Department of Earth and Environmental Sciences, Columbia University, New York, New York 10027, United States.
Lamont-Doherty Earth Observatory of Columbia University, Palisades, New York 10964, United States.
Environ Sci Technol. 2023 Jul 25;57(29):10708-10720. doi: 10.1021/acs.est.2c09264. Epub 2023 Jul 12.
Particulate matter air pollution is a leading cause of global mortality, particularly in Asia and Africa. Addressing the high and wide-ranging air pollution levels requires ambient monitoring, but many low- and middle-income countries (LMICs) remain scarcely monitored. To address these data gaps, recent studies have utilized low-cost sensors. These sensors have varied performance, and little literature exists about sensor intercomparison in Africa. By colocating 2 QuantAQ Modulair-PM, 2 PurpleAir PA-II SD, and 16 Clarity Node-S Generation II monitors with a reference-grade Teledyne monitor in Accra, Ghana, we present the first intercomparisons of different brands of low-cost sensors in Africa, demonstrating that each type of low-cost sensor PM is strongly correlated with reference PM, but biased high for ambient mixture of sources found in Accra. When compared to a reference monitor, the QuantAQ Modulair-PM has the lowest mean absolute error at 3.04 μg/m, followed by PurpleAir PA-II (4.54 μg/m) and Clarity Node-S (13.68 μg/m). We also compare the usage of 4 statistical or machine learning models (Multiple Linear Regression, Random Forest, Gaussian Mixture Regression, and XGBoost) to correct low-cost sensors data, and find that XGBoost performs the best in testing (: 0.97, 0.94, 0.96; mean absolute error: 0.56, 0.80, and 0.68 μg/m for PurpleAir PA-II, Clarity Node-S, and Modulair-PM, respectively), but tree-based models do not perform well when correcting data outside the range of the colocation training. Therefore, we used Gaussian Mixture Regression to correct data from the network of 17 Clarity Node-S monitors deployed around Accra, Ghana, from 2018 to 2021. We find that the network daily average PM concentration in Accra is 23.4 μg/m, which is 1.6 times the World Health Organization Daily PM guideline of 15 μg/m. While this level is lower than those seen in some larger African cities (such as Kinshasa, Democratic Republic of the Congo), mitigation strategies should be developed soon to prevent further impairment to air quality as Accra, and Ghana as a whole, rapidly grow.
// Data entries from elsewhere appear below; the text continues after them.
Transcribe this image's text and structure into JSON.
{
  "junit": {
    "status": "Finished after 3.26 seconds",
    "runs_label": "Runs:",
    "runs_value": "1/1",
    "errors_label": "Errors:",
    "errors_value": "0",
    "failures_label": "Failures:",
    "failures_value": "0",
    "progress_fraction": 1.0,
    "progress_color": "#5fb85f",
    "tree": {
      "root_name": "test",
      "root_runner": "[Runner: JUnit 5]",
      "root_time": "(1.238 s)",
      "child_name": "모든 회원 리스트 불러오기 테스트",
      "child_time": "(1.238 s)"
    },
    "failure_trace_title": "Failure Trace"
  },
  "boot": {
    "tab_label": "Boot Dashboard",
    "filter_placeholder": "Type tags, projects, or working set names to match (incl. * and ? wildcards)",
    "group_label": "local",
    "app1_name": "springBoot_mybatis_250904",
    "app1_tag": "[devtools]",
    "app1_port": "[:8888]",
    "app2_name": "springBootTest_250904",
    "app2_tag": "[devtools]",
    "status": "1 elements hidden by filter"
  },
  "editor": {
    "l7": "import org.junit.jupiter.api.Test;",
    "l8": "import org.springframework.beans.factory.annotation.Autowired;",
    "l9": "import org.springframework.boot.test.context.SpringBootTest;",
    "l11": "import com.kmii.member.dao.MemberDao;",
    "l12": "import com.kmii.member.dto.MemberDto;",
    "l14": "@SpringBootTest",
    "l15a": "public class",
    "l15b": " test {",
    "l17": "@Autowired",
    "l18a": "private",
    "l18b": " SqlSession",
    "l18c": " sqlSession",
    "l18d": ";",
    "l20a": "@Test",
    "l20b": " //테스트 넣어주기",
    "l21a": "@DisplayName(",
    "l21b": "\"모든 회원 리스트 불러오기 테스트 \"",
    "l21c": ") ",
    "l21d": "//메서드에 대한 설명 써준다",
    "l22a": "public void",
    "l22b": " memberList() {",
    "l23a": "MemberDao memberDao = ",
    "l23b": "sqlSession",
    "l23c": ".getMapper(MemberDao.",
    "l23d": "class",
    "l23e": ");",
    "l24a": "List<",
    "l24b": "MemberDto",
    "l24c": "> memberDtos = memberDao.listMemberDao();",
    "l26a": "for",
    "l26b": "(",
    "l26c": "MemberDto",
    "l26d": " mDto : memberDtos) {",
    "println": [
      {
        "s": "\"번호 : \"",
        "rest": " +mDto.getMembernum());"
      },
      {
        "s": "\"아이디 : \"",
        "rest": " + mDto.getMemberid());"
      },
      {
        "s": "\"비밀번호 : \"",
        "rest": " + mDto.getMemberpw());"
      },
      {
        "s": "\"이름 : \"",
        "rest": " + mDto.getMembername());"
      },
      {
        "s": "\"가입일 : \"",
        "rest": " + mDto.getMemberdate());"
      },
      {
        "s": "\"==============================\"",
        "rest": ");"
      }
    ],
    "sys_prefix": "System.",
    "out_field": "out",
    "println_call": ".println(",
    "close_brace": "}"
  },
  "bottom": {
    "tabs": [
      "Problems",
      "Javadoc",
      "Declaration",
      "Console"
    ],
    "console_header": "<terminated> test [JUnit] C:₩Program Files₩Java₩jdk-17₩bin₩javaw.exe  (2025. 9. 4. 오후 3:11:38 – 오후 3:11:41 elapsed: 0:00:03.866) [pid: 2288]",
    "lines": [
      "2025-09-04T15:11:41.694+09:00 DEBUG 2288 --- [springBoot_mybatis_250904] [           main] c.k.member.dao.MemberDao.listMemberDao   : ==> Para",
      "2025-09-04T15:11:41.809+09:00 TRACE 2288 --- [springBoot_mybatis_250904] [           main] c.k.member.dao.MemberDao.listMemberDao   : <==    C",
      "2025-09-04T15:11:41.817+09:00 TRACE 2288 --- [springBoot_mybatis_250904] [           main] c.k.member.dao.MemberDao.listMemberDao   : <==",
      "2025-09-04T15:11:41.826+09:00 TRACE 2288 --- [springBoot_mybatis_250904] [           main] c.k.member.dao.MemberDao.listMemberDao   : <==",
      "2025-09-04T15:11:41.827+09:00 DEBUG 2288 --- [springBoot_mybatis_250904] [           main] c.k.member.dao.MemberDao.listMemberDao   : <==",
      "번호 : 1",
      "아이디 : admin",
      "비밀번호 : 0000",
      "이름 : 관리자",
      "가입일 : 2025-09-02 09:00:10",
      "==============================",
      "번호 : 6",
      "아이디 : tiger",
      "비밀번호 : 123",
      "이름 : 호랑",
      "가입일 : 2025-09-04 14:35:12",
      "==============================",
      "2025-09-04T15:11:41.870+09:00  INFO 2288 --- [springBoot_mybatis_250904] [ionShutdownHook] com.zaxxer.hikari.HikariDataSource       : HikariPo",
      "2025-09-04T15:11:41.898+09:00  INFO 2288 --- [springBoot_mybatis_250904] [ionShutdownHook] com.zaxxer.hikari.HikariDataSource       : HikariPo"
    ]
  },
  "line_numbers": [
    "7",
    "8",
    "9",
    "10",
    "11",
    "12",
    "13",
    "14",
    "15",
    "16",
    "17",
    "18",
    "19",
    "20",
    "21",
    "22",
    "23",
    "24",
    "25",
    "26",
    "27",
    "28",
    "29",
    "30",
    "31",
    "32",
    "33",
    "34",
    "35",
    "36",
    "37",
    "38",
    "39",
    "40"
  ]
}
颗粒物空气污染是导致全球死亡率的主要原因,尤其是在亚洲和非洲。解决高浓度和范围广泛的空气污染水平需要进行环境监测,但许多低收入和中等收入国家(LMICs)仍然监测不足。为了解决这些数据空白,最近的研究利用了低成本传感器。这些传感器的性能各不相同,关于非洲传感器相互比较的文献很少。我们在加纳阿克拉将 2 个 QuantAQ Modulair-PM、2 个 PurpleAir PA-II SD 和 16 个 Clarity Node-S Generation II 监测器与参考级 Teledyne 监测器进行了对比,首次在非洲进行了不同品牌的低成本传感器相互比较,证明了每种类型的低成本传感器 PM 与参考 PM 都有很强的相关性,但对于在阿克拉发现的环境混合物源存在偏高的偏差。与参考监测器相比,QuantAQ Modulair-PM 的平均绝对误差最低,为 3.04μg/m,其次是 PurpleAir PA-II(4.54μg/m)和 Clarity Node-S(13.68μg/m)。我们还比较了 4 种统计或机器学习模型(多元线性回归、随机森林、高斯混合回归和 XGBoost)对修正低成本传感器数据的作用,发现 XGBoost 在测试中表现最好(:0.97、0.94、0.96;平均绝对误差:0.56、0.80 和 0.68μg/m 分别为 PurpleAir PA-II、Clarity Node-S 和 Modulair-PM),但树基模型在纠正超出对比训练范围的数据时表现不佳。因此,我们使用高斯混合回归来修正 2018 年至 2021 年在加纳阿克拉周围部署的 17 个 Clarity Node-S 监测器网络的数据。我们发现,阿克拉的网络日平均 PM 浓度为 23.4μg/m,是世界卫生组织每日 PM 指导值 15μg/m 的 1.6 倍。虽然这一水平低于一些较大的非洲城市(如刚果民主共和国的金沙萨),但随着阿克拉和整个加纳的快速发展,应尽快制定缓解策略,防止空气质量进一步恶化。